Keychain and a vault, side by side
Put simply, Keychain protects the keys to your accounts and a vault protects your private files. Keychain syncs through iCloud so your passwords are everywhere you sign in. A vault keeps your files locked on the device behind a gesture or passcode that only you know. One is about getting into other services, the other is about keeping your own content out of the wrong hands.
They do not compete, and neither replaces the other. Storing a photo in a password manager is not something Keychain offers, and trusting a vault to autofill your bank login is not what a vault is for. Trying to make one tool do both jobs leaves a gap, which is why the right answer is usually to use each for what it is built to do.
Which one you need
For passwords and passkeys, iCloud Keychain is already on your iPhone and is a strong choice, so there is little reason to look elsewhere unless you want a cross platform manager. For sensitive photos and files, you need a vault, because that is exactly the data Keychain does not touch. Most people are best served by using both at once.
Vaultaire is built for the file side of that pairing. You draw a pattern on a five by five grid to generate an AES 256 key on the device, move your private photos and documents in, and delete the originals. There is no account and no cloud copy you did not ask for, so the files stay readable only to you, even if someone is holding your unlocked phone. Let Keychain handle your logins and let Vaultaire handle your files.
Related reading:
- iPhone Notes lock versus a photo vault
- Best photo vault apps for iPhone
- Are photo vault apps safe
- How to store tax documents on iPhone
Sources
- Apple Support: Set up iCloud Keychain
- Apple Support: Use the Passwords app on iPhone
- Apple Platform Security: iCloud Keychain overview
Frequently asked questions
Can iCloud Keychain store photos?
No. iCloud Keychain stores passwords, passkeys, Wi-Fi passwords, verification codes, and payment cards.
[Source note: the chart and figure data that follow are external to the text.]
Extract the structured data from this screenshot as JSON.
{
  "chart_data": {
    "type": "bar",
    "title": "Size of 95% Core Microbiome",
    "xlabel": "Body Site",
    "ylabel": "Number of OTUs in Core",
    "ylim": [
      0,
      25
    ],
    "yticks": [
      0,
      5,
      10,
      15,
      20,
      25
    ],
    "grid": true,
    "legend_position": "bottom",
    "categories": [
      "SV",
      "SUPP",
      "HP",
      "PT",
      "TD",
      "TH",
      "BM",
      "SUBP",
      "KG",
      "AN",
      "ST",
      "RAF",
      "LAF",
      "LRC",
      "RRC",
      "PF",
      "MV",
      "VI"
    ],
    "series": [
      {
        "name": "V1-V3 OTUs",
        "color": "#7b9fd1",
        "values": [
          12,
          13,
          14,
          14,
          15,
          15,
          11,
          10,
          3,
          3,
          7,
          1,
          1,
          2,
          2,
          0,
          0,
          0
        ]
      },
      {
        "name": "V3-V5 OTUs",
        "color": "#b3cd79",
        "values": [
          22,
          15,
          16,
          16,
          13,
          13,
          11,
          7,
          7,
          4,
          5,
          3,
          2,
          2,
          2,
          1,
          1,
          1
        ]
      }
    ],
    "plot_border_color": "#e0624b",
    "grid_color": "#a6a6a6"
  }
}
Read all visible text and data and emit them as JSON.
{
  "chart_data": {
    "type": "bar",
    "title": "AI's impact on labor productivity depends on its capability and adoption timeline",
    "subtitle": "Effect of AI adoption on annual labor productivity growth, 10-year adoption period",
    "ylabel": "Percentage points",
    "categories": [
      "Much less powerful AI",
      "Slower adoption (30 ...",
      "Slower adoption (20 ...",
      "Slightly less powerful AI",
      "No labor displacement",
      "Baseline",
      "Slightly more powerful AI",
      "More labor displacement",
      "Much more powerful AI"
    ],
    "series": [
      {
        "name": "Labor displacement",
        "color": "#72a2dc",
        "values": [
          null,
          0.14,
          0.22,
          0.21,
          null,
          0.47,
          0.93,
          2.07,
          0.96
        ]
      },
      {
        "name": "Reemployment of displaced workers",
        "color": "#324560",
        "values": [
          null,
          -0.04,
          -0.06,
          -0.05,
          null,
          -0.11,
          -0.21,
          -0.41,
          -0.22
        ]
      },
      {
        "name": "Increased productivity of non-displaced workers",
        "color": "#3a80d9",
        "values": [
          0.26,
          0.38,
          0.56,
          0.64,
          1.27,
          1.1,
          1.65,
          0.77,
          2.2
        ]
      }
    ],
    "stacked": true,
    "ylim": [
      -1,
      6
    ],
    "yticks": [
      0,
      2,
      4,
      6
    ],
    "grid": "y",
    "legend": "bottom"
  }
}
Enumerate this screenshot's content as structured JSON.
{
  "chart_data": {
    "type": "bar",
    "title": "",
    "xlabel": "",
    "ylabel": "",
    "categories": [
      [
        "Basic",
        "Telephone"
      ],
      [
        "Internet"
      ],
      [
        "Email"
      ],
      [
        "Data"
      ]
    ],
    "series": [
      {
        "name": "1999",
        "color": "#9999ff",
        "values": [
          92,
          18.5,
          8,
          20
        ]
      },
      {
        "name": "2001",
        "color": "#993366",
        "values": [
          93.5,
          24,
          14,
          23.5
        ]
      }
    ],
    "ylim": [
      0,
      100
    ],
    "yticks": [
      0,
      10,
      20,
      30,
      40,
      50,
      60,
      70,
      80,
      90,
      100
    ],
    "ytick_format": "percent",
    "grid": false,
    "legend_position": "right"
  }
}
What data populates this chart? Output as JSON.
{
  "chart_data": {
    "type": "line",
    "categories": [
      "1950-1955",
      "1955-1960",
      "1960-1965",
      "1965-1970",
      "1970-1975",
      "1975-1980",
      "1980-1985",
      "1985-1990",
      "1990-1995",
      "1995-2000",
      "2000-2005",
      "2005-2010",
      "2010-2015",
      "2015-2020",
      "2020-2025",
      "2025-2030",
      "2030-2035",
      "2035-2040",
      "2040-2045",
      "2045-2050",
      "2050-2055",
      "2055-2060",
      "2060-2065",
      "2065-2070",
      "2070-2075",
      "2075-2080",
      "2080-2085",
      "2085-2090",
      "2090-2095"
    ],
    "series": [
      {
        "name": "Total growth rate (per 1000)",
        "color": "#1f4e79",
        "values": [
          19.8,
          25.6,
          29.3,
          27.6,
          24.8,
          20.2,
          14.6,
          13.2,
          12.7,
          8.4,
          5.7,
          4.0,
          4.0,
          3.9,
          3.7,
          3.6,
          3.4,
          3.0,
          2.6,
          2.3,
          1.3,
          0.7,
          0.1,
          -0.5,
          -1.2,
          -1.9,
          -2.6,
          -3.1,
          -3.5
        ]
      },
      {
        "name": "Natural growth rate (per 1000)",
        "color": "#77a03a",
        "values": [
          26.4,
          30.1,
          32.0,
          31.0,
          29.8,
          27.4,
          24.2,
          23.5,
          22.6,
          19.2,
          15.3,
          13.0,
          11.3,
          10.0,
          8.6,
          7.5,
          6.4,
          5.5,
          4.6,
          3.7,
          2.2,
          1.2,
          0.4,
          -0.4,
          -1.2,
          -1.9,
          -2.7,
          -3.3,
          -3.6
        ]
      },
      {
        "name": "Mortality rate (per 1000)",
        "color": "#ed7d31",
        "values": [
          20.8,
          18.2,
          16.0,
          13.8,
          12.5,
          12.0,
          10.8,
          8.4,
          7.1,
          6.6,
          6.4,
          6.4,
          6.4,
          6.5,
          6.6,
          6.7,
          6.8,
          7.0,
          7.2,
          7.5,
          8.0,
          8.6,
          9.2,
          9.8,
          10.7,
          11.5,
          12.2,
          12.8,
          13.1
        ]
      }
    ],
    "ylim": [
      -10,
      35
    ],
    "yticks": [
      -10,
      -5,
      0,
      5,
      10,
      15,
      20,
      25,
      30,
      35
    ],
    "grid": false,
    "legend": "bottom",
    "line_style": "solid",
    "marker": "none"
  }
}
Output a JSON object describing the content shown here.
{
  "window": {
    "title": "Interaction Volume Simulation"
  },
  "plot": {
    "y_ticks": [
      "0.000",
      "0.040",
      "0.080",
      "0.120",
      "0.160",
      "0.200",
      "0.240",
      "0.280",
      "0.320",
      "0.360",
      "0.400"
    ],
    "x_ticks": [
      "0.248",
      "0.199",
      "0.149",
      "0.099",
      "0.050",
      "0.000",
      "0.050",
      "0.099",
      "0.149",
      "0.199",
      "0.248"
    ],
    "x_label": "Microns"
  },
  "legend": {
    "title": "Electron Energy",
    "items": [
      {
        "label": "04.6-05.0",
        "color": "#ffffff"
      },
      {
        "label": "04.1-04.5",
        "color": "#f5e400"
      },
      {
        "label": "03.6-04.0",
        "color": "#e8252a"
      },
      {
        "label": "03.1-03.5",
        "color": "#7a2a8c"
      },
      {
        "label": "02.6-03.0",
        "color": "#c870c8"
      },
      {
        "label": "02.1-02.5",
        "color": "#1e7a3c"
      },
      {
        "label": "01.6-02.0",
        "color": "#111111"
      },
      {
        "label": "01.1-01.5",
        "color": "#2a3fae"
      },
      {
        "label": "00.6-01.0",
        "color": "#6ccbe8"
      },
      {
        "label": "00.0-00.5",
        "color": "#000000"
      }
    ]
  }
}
It does not hold photos, videos, or documents. To keep files private you need an encrypted vault, which is built to lock files rather than credentials.
Is iCloud Keychain a vault?
Not in the file sense. iCloud Keychain is a password manager. It encrypts and syncs your credentials, but it has no place to put a photo or a document. A vault app is what encrypts those files, so the two tools serve different jobs.
Do I still need a vault if I use iCloud Keychain?
Yes, if you have sensitive photos or files. Keychain protects your logins, but it cannot store the files themselves. A vault encrypts your private photos and documents, which is the data Keychain leaves uncovered. Most people use both at the same time.
Can a vault app store my passwords?
Some vaults can hold secure notes, but a dedicated photo vault is focused on encrypting photos, videos, and documents. For passwords and passkeys, iCloud Keychain is purpose built and autofills them for you, so it is the better tool for credentials.